Dem Bundestag steht es nun frei, erneut mit der notwendigen Zwei-Drittel-Mehrheit über das Gesetz abzustimmen. Auch wenn entsprechende Prognosen schwierig sind, erscheint das Erreichen der gewünschten Mehrheit, auf Grund der damals einstimmigen Abstimmung, als durchaus realistisch. Jedoch kommt der Beschluss zu einem - aus der Sicht der Befürworter des Einheitlichen Patentgerichts - denkbar ungünstigen Zeitpunkt, bei dem der Zusammenschluss von einer solchen großen Personenanzahl schwierig bis unmöglich, und die Politik in vielen Bereichen gefordert ist. Es bleibt wohl noch ein langer und steiniger Weg, bis es zum Einheitlichen Patentgericht kommt.

Unser Kommentar

Es bleibt nun abzuwarten, ob bzw. wann der Bundestag für ein erneute Abstimmung zum Zustimmungsgesetz für das Einheitliche Patentgericht tagt. So bleibt es vorerst der Wunsch einiger Befürworter, dass dieses Vorhaben nicht insgesamt scheitert. Denn der einheitliche Schutz im Patentrecht stellt eine hervorragende Chance und Vereinfachung für Erfinder und Unternehmen dar, und ist somit längst überfällig. Die Entscheidung der britischen Regierung gegen ein Einheitliches Patentgericht verstärkt insgesamt die Zweifel an der entsprechenden zeitnahen Durchsetzung, da somit ein wichtiger „Partner“ weggefallen ist.

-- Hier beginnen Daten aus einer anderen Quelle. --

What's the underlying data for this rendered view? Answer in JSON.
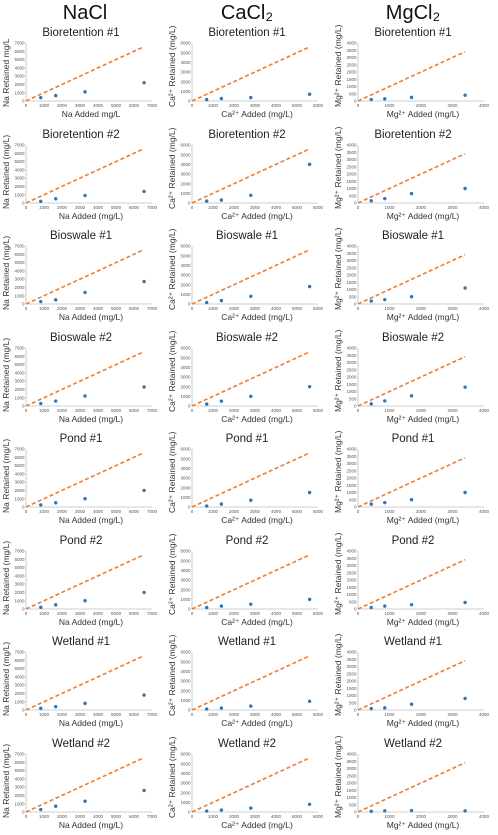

Spannend bleibt, wie sich der Bundestag zukünftig im Bereich der europäischen Integration verhalten wird. Hier bleibt zu hoffen, dass sich die Befürchtungen aus dem Minderheitsvotum nicht bestätigen. Denn eine absolute Zwei-Drittel-Mehrheit zu erreichen ist derzeit wohl schwerer als je zuvor und könnte somit zu einer Behinderung der Politik führen. Über den weiteren Fortgang dieses Themas werden wir Sie selbstverständlich zu gegebener Zeit an dieser Stelle informieren.